Franz Kafka schrieb: „Man sieht die Sonne langsam untergehen und erschrickt doch, wenn es plötzlich dunkel ist.“ Für die Unternehmerfamilie Bergmeister ist der Tod allgegenwärtig. „Wir betreiben seit 1901 ein Bestattungsunternehmen“, erklärt Claus Bergmeister. Kein Osttiroler sah das Antlitz des Todes vermutlich öfter als er und doch spiegelt sich nichts davon in seinem Gesicht wider. Man fühlt sich wohl in seiner Gegenwart, trotz der 14 Särge, die nebenan im Ausstellungsraum stehen.

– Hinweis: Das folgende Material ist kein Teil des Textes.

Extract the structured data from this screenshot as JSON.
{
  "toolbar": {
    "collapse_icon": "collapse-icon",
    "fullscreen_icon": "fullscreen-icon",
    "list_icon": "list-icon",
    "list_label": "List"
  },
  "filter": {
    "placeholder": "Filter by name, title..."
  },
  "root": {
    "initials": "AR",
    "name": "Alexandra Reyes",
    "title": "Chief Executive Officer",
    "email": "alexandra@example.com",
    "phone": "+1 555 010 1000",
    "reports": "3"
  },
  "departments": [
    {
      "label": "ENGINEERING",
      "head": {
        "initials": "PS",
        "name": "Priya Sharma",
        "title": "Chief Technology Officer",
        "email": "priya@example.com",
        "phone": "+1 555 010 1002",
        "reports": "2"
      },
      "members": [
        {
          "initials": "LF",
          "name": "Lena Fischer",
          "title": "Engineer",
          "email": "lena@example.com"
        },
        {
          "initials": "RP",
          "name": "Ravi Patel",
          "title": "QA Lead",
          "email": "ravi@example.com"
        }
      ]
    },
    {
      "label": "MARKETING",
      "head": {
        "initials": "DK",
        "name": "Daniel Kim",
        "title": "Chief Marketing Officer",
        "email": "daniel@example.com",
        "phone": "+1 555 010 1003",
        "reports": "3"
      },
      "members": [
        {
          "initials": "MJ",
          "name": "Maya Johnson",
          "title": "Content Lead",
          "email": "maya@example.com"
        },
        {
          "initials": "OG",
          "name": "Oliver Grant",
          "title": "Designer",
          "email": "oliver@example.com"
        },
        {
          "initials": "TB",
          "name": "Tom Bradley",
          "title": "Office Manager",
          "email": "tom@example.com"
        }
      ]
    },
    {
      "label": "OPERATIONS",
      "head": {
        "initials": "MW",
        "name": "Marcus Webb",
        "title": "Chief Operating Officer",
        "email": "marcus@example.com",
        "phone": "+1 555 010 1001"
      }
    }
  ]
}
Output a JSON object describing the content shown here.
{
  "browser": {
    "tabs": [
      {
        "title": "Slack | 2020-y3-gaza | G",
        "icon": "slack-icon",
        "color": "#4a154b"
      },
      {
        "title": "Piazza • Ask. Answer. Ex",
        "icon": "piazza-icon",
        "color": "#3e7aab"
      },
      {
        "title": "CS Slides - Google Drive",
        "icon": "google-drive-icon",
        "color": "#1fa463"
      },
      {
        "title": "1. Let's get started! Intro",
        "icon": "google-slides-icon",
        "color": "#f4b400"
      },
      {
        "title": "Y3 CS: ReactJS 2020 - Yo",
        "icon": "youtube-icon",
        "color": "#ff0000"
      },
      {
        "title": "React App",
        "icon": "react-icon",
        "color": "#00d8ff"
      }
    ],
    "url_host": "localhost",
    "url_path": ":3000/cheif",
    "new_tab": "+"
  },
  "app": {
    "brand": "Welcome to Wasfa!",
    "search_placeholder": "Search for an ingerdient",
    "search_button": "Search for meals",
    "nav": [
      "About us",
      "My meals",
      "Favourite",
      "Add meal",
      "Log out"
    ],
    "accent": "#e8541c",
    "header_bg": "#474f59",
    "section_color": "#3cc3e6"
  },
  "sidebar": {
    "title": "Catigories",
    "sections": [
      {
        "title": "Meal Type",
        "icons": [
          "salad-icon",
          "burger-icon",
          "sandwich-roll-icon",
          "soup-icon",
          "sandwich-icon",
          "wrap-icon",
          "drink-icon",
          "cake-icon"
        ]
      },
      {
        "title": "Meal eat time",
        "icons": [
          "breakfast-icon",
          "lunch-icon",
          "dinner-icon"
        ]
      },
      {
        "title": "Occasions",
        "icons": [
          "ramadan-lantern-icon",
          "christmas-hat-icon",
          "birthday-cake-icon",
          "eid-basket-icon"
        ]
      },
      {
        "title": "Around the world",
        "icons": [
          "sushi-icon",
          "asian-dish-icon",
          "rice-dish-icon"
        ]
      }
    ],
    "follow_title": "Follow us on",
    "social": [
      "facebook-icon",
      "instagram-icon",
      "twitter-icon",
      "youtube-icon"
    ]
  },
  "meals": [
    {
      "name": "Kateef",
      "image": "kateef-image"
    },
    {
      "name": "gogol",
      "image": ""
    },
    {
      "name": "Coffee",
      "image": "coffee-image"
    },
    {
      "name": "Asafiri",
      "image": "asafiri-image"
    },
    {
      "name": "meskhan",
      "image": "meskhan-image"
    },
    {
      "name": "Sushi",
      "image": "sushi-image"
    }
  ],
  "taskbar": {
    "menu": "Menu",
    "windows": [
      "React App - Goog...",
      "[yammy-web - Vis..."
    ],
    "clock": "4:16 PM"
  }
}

„Für uns Bestatter ist nicht der Tod das Schlimme, sondern das Leid, das die Angehörigen durchleben, wenn beispielsweise der einzige Sohn um 13 Uhr mit dem Motorrad wegfährt, und du bringst ihn um 16 Uhr im Sarg zurück zu seiner Mutter. Das sind Sachen, die vergisst du nie“, erzählt Claus Bergmeister offen. Genau aus diesem Grund sei es entscheidend, den Familien die bedrückende Last der Organisation abzunehmen. „Dabei ist es wichtig, dass man auch den kleinsten Wunsch erfüllt, selbst wenn es nur der ist, dass beim Beten an einer bestimmten Stelle eine kleine Kerze brennt. Wenn die Angehörigen kommen, und die Kerze brennt nicht, habe ich versagt.“
Bergmeister hatte in den vergangenen 20 Jahren keinen Urlaub und kein freies Wochenende: „Auf den Bestatter nimmt man logischerweise keine Rücksicht. Da heißt es nur: Komm und mach.“ Bei aller Routine hat er manchmal ein mulmiges Gefühl, das nachvollziehbar ist: „Wenn man zu einem Todesfall gerufen wird, und da liegt dann jemand, den man kennt, dann ist das extrem“, bekennt Claus Bergmeister. Deshalb versuche er schon im Vorfeld abzuklären, wer der Verstorbene ist. „Bitte nicht falsch verstehen, aber wenn du erfährst, dass der Verstorbene kein Osttiroler ist, fällt dir schon einmal eine Last von der Seele.“
Anders war es beim Absturz eines bekannten Alpinpolizisten, der bei einem Einsatz ums Leben kam. „Ich fuhr mit der Einstellung hin, dass ich einen verunglückten slowakischen Bergsteiger abholen soll. Plötzlich wirst du mit einem Todesfall konfrontiert, bei dem dir der Verstorbene gut bekannt ist. Das ist schlimm. Man braucht Zeit, das zu verarbeiten.“ Doch die hat man in diesen Situationen selten. Zu viel ist zu tun. Die Wünsche reichen von der Erdbestattung über Einäscherung bis hin zur Seebestattung. „Dabei wird die Urne des Verstorbenen in ausgewiesenen Bereichen in der Nordsee oder in der Adria beigesetzt“, erklärt Bergmeister. Manche Angehörige lassen aus der Asche der Verstorbenen einen Diamanten pressen. Eine Schweizer Firma bietet diesen Service an. Zwischen 3.000 bis 17.000 Euro kostet der extravagante Wunsch.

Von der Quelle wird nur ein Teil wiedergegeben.